Em seu livro, o senhor aborda a economia do conhecimento da natureza ou a economia “da floresta em pé”. Poderia desenvolver essa ideia?
O Brasil, nos últimos 40 anos, perdeu o bonde da inovação tecnológica na área industrial. Passou por desindustrialização gigantesca, e não vamos recuperar isso porque perdemos as condições de acompanhar o progresso tecnológico. A única área que temos condições de nos tornar relevantes é na economia do conhecimento, da biodiversidade. Além dos produtos da biodiversidade, existe potencial grande nas moléculas da biodiversidade. Hoje, a indústria farmacêutica no Brasil é de genéricos, e no entanto, o lugar em que há a Biblioteca de Alexandria da biodiversidade não se tem leitores. Destruir a floresta é destruir potencial de inovação tecnológica e geração de renda extraordinário. Agora, a boa notícia é que está se formando uma espécie de consenso, uma coalizão em torno da economia da floresta em pé.

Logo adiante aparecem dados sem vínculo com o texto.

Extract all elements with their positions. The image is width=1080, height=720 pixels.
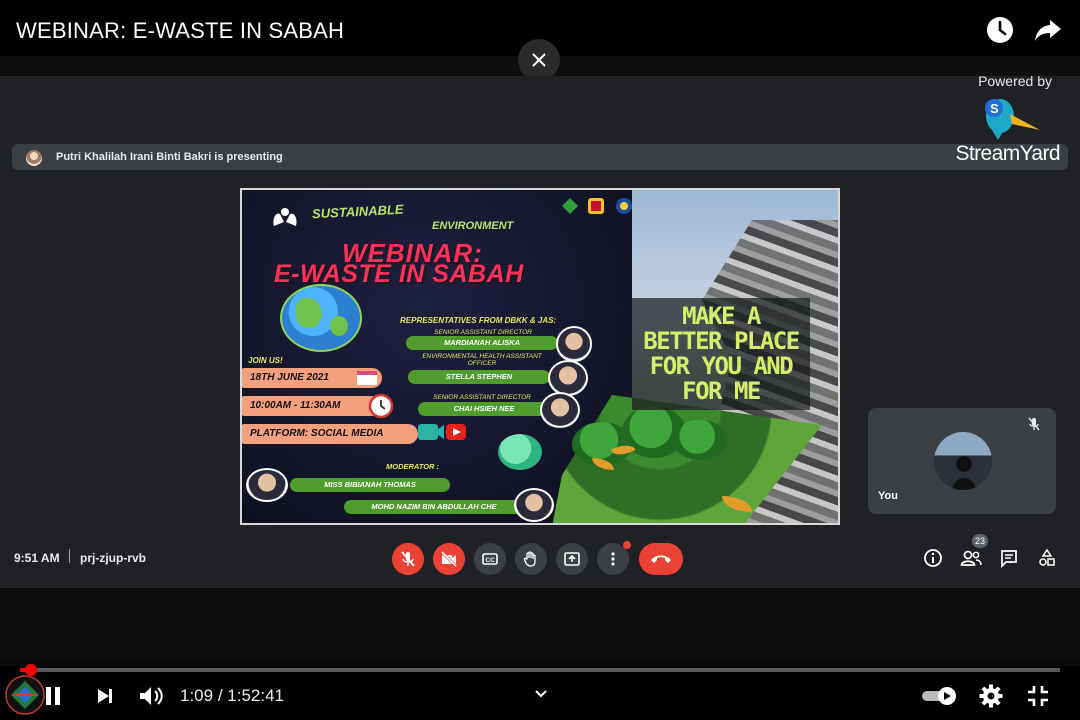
info-button[interactable] [922, 547, 944, 569]
streamyard-bird-icon: S [985, 99, 1040, 140]
camera-off-icon [440, 550, 458, 568]
exit-fullscreen-icon [1028, 686, 1048, 706]
speaker-photo [548, 360, 588, 396]
info-icon [924, 549, 942, 567]
presenting-banner: Putri Khalilah Irani Binti Bakri is pres… [12, 144, 1068, 170]
meeting-code: prj-zjup-rvb [80, 551, 146, 565]
participant-count-badge: 23 [972, 534, 988, 548]
time-display: 1:09 / 1:52:41 [180, 686, 284, 706]
channel-logo-icon[interactable] [5, 675, 45, 715]
partner-logos [562, 198, 632, 214]
people-icon [960, 550, 982, 566]
notification-dot [623, 541, 631, 549]
next-button[interactable] [92, 680, 118, 712]
moderator-name: MISS BIBIANAH THOMAS [290, 478, 450, 492]
autoplay-toggle[interactable] [920, 680, 960, 712]
speaker-photo [556, 326, 592, 362]
moderator-photo [246, 468, 288, 502]
calendar-icon [357, 371, 377, 385]
earth-mascot-icon [498, 434, 542, 470]
speaker-role: ENVIRONMENTAL HEALTH ASSISTANT OFFICER [422, 353, 542, 367]
speaker-role: SENIOR ASSISTANT DIRECTOR [434, 329, 532, 336]
exit-fullscreen-button[interactable] [1022, 680, 1054, 712]
svg-text:S: S [990, 101, 999, 116]
settings-button[interactable] [976, 680, 1006, 712]
raise-hand-button[interactable] [515, 543, 547, 575]
meeting-clock: 9:51 AM [14, 551, 60, 565]
streamyard-wordmark: StreamYard [955, 142, 1061, 165]
camera-off-button[interactable] [433, 543, 465, 575]
volume-button[interactable] [136, 680, 166, 712]
raise-hand-icon [523, 551, 536, 567]
alarm-clock-icon [368, 393, 394, 419]
slide-slogan: MAKE A BETTER PLACE FOR YOU AND FOR ME [643, 302, 800, 405]
person-silhouette-icon [952, 456, 976, 490]
speaker-name: STELLA STEPHEN [408, 370, 550, 384]
current-time: 1:09 [180, 686, 214, 705]
hang-up-button[interactable] [639, 543, 683, 575]
tree-shape [672, 420, 728, 460]
autoplay-toggle-icon [922, 687, 956, 705]
activities-icon [1039, 548, 1055, 566]
slide-join-us: JOIN US! [248, 356, 283, 365]
people-button[interactable] [960, 547, 982, 569]
social-media-icons [418, 424, 466, 440]
share-arrow-icon[interactable] [1032, 14, 1064, 46]
self-video-tile[interactable]: You [868, 408, 1056, 514]
next-icon [98, 689, 112, 703]
chapters-toggle-button[interactable] [530, 684, 552, 704]
speaker-photo [540, 392, 580, 428]
present-now-button[interactable] [556, 543, 588, 575]
more-options-icon [611, 552, 615, 566]
slide-moderator-heading: MODERATOR : [386, 462, 440, 471]
streamyard-branding: Powered by S StreamYard [954, 70, 1070, 170]
speaker-name: MARDIANAH ALISKA [406, 336, 558, 350]
video-title[interactable]: WEBINAR: E-WASTE IN SABAH [16, 18, 344, 44]
pause-icon [46, 687, 60, 705]
clock-icon[interactable] [984, 14, 1016, 46]
slide-platform: PLATFORM: SOCIAL MEDIA [242, 424, 418, 444]
self-camera-preview [934, 432, 992, 490]
earth-icon [280, 284, 362, 352]
chevron-down-icon [535, 690, 547, 698]
chat-button[interactable] [998, 547, 1020, 569]
moderator-photo [514, 488, 554, 522]
captions-button[interactable]: CC [474, 543, 506, 575]
progress-bar[interactable] [20, 664, 1060, 676]
mic-off-button[interactable] [392, 543, 424, 575]
hands-recycle-icon [273, 208, 297, 226]
slide-time: 10:00AM - 11:30AM [242, 396, 382, 416]
moderator-name: MOHD NAZIM BIN ABDULLAH CHE [344, 500, 524, 514]
chat-icon [1001, 550, 1017, 568]
self-label: You [878, 490, 898, 502]
powered-by-label: Powered by [978, 73, 1052, 89]
volume-icon [140, 687, 163, 705]
svg-text:CC: CC [485, 557, 495, 564]
present-icon [564, 552, 580, 566]
divider [69, 549, 70, 563]
slide-representatives-heading: REPRESENTATIVES FROM DBKK & JAS: [400, 316, 557, 325]
more-options-button[interactable] [597, 541, 631, 575]
close-icon[interactable] [518, 39, 560, 81]
captions-icon: CC [482, 553, 498, 565]
settings-gear-icon [979, 684, 1003, 708]
meet-control-bar: 9:51 AM prj-zjup-rvb CC [0, 534, 1080, 588]
slide-environment: ENVIRONMENT [432, 220, 514, 232]
mic-off-icon [401, 551, 415, 567]
presenting-text: Putri Khalilah Irani Binti Bakri is pres… [56, 151, 283, 163]
activities-button[interactable] [1036, 547, 1058, 569]
play-pause-button[interactable] [40, 680, 66, 712]
mic-off-icon [1026, 416, 1042, 437]
time-separator: / [213, 686, 228, 705]
hang-up-icon [651, 555, 671, 563]
speaker-name: CHAI HSIEH NEE [418, 402, 550, 416]
speaker-role: SENIOR ASSISTANT DIRECTOR [433, 394, 531, 401]
duration: 1:52:41 [227, 686, 284, 705]
presenter-avatar [26, 150, 42, 166]
presentation-slide: SUSTAINABLE ENVIRONMENT WEBINAR: E-WASTE… [240, 188, 840, 525]
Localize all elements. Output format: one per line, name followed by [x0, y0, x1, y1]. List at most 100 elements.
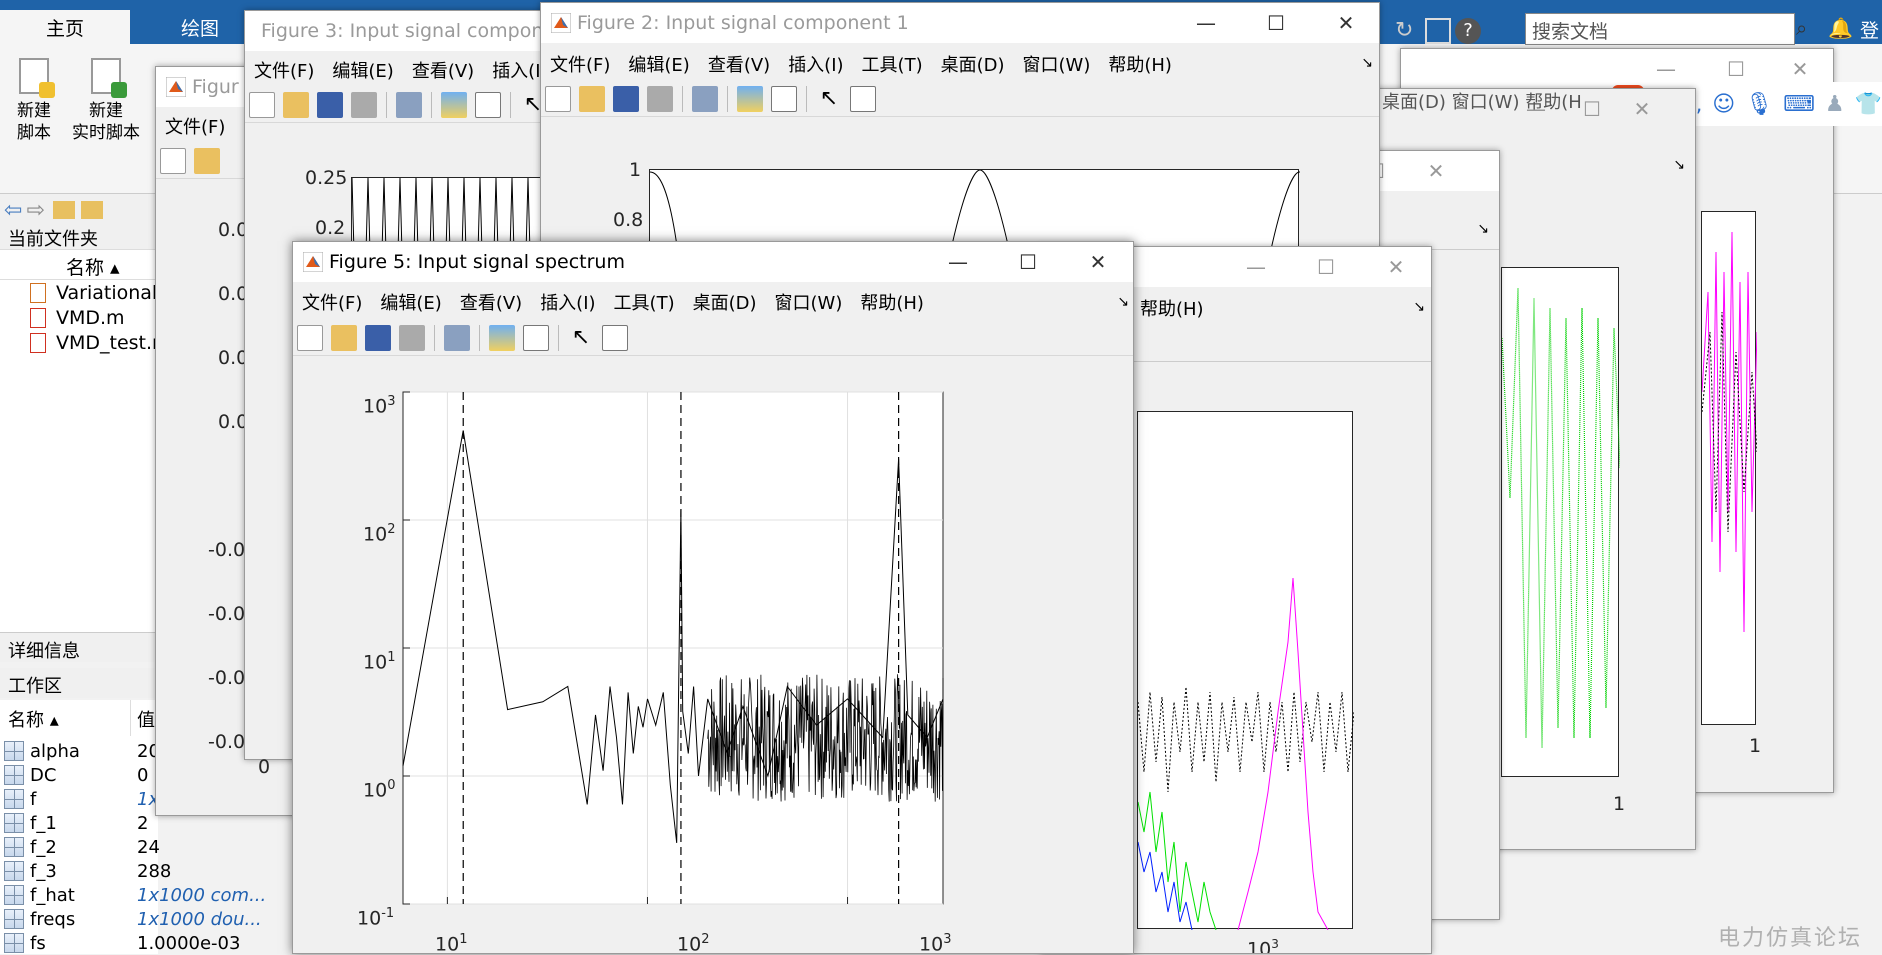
maximize-button[interactable]: ☐ [993, 242, 1063, 282]
close-button[interactable]: ✕ [1607, 89, 1677, 129]
dock-arrow-icon[interactable]: ↘ [1673, 157, 1685, 173]
legend-icon[interactable] [771, 85, 797, 112]
spectrum-plot[interactable] [293, 356, 1134, 954]
property-inspector-icon[interactable] [602, 324, 628, 351]
dock-arrow-icon[interactable]: ↘ [1117, 294, 1129, 310]
browse-folder-icon[interactable] [80, 201, 103, 219]
emoji-icon[interactable]: ☺ [1712, 92, 1735, 117]
menu-item[interactable]: 查看(V) [699, 51, 779, 77]
plot-axes[interactable] [1137, 411, 1355, 931]
menu-item[interactable]: 帮助(H) [851, 289, 933, 315]
new-figure-icon[interactable] [160, 147, 186, 174]
user-icon[interactable]: ♟ [1825, 92, 1845, 117]
details-header[interactable]: 详细信息 [0, 632, 158, 662]
property-inspector-icon[interactable] [850, 85, 876, 112]
menu-item[interactable]: 工具(T) [853, 51, 932, 77]
keyboard-icon[interactable]: ⌨ [1783, 92, 1815, 117]
close-button[interactable]: ✕ [1063, 242, 1133, 282]
menu-item[interactable]: 文件(F) [541, 51, 619, 77]
open-file-icon[interactable] [331, 324, 357, 351]
new-figure-icon[interactable] [249, 91, 275, 118]
new-figure-icon[interactable] [545, 85, 571, 112]
bell-icon[interactable]: 🔔 [1828, 16, 1853, 42]
print-icon[interactable] [399, 324, 425, 351]
ws-name-header[interactable]: 名称 ▴ [8, 706, 59, 732]
maximize-button[interactable]: ☐ [1291, 247, 1361, 287]
link-plot-icon[interactable] [444, 324, 470, 351]
close-button[interactable]: ✕ [1361, 247, 1431, 287]
up-folder-icon[interactable] [52, 201, 75, 219]
save-icon[interactable] [613, 85, 639, 112]
menu-item[interactable]: 桌面(D) [932, 51, 1014, 77]
menu-item[interactable]: 编辑(E) [619, 51, 698, 77]
new-live-script-button[interactable]: 新建 实时脚本 [66, 58, 146, 158]
menu-item[interactable]: 帮助(H) [1131, 295, 1213, 321]
plot-axes[interactable] [1701, 211, 1758, 725]
ws-variable-row[interactable]: fs 1.0000e-03 [0, 931, 260, 955]
new-figure-icon[interactable] [297, 324, 323, 351]
ws-variable-row[interactable]: f_2 24 [0, 835, 260, 859]
file-list-header[interactable]: 名称 ▴ [0, 250, 157, 280]
colorbar-icon[interactable] [737, 85, 763, 112]
colorbar-icon[interactable] [489, 324, 515, 351]
print-icon[interactable] [647, 85, 673, 112]
pointer-icon[interactable]: ↖ [568, 325, 594, 351]
menu-item[interactable]: 文件(F) [156, 113, 234, 139]
save-icon[interactable] [317, 91, 343, 118]
dock-arrow-icon[interactable]: ↘ [1361, 55, 1373, 71]
figure-window-5[interactable]: Figure 5: Input signal spectrum — ☐ ✕ 文件… [292, 241, 1134, 954]
minimize-button[interactable]: — [923, 242, 993, 282]
file-item[interactable]: VMD.m [30, 307, 125, 329]
menu-item[interactable]: 查看(V) [403, 57, 483, 83]
menu-item[interactable]: 窗口(W) [766, 289, 852, 315]
maximize-button[interactable]: ☐ [1241, 3, 1311, 43]
ws-value-header[interactable]: 值 [137, 706, 155, 732]
figure-titlebar[interactable]: Figure 2: Input signal component 1 — ☐ ✕ [541, 3, 1379, 43]
mic-icon[interactable]: 🎙 [1745, 92, 1773, 117]
colorbar-icon[interactable] [441, 91, 467, 118]
refresh-icon[interactable]: ↻ [1395, 18, 1421, 44]
search-icon[interactable]: ⌕ [1796, 16, 1818, 42]
new-script-button[interactable]: 新建 脚本 [8, 58, 60, 158]
menu-item[interactable]: 帮助(H) [1099, 51, 1181, 77]
open-file-icon[interactable] [283, 91, 309, 118]
menu-item[interactable]: 窗口(W) [1014, 51, 1100, 77]
dock-arrow-icon[interactable]: ↘ [1477, 221, 1489, 237]
minimize-button[interactable]: — [1221, 247, 1291, 287]
tab-home[interactable]: 主页 [0, 10, 130, 44]
help-icon[interactable]: ? [1455, 18, 1481, 44]
back-arrow-icon[interactable]: ⇦ [4, 198, 22, 223]
menu-item[interactable]: 插入(I) [531, 289, 604, 315]
save-icon[interactable] [365, 324, 391, 351]
menu-item[interactable]: 插入(I) [779, 51, 852, 77]
close-button[interactable]: ✕ [1311, 3, 1379, 43]
menu-item[interactable]: 查看(V) [451, 289, 531, 315]
forward-arrow-icon[interactable]: ⇨ [26, 198, 44, 223]
menu-item[interactable]: 编辑(E) [323, 57, 402, 83]
file-item[interactable]: VMD_test.m [30, 332, 171, 354]
open-file-icon[interactable] [579, 85, 605, 112]
legend-icon[interactable] [523, 324, 549, 351]
legend-icon[interactable] [475, 91, 501, 118]
dock-arrow-icon[interactable]: ↘ [1413, 299, 1425, 315]
ws-variable-row[interactable]: f_hat 1x1000 com... [0, 883, 266, 907]
open-file-icon[interactable] [194, 147, 220, 174]
link-plot-icon[interactable] [396, 91, 422, 118]
login-label[interactable]: 登 [1860, 16, 1882, 42]
tab-plots[interactable]: 绘图 [140, 10, 260, 44]
skin-icon[interactable]: 👕 [1855, 92, 1882, 117]
plot-axes[interactable] [1501, 267, 1621, 777]
menu-item[interactable]: 工具(T) [605, 289, 684, 315]
window-icon[interactable] [1425, 18, 1451, 44]
menu-item[interactable]: 文件(F) [293, 289, 371, 315]
print-icon[interactable] [351, 91, 377, 118]
close-button[interactable]: ✕ [1401, 151, 1471, 191]
pointer-icon[interactable]: ↖ [816, 86, 842, 112]
menu-item[interactable]: 文件(F) [245, 57, 323, 83]
figure-titlebar[interactable]: Figure 5: Input signal spectrum — ☐ ✕ [293, 242, 1133, 282]
ws-variable-row[interactable]: f_3 288 [0, 859, 260, 883]
menu-item[interactable]: 编辑(E) [371, 289, 450, 315]
link-plot-icon[interactable] [692, 85, 718, 112]
figure-titlebar[interactable]: Figure 3: Input signal component [245, 11, 563, 51]
file-item[interactable]: Variational [30, 282, 157, 304]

Políticos, governadores dos estados da Amazônia, estão se dando conta de que o modelo atual de crescimento é tiro no pé, vai agravar problemas sociais. Já estão falando e tentando tomar iniciativas no sentido da biodiversidade. No meio empresarial, há também empresas tomando decisões nesse sentido. Além disso, há iniciativas para valorizar o empreendedorismo na Amazônia: jovens investidores interessados em valorizar produtos na floresta. O ativismo é elemento importante por duas características: os ativistas são ao mesmo tempo pesquisadores, que publicam nas melhores revistas internacionais. Em segundo lugar, esses ativistas agem para favorecer negócios da sustentabilidade. Estão lá com empresas que se proponham a compreender o valor da biodiversidade e queriam estabelecer na região uma economia da floresta em pé. São elementos que estão se articulando agora e no fundo são a base de uma virada na Amazônia, para quando tudo isso ficar claro para o conjunto da sociedade brasileira. Importante dizer, contudo, que tudo isso é tímido enquanto a sinalização do governo federal for compactuar com a violência e a criminalidade na Amazônia.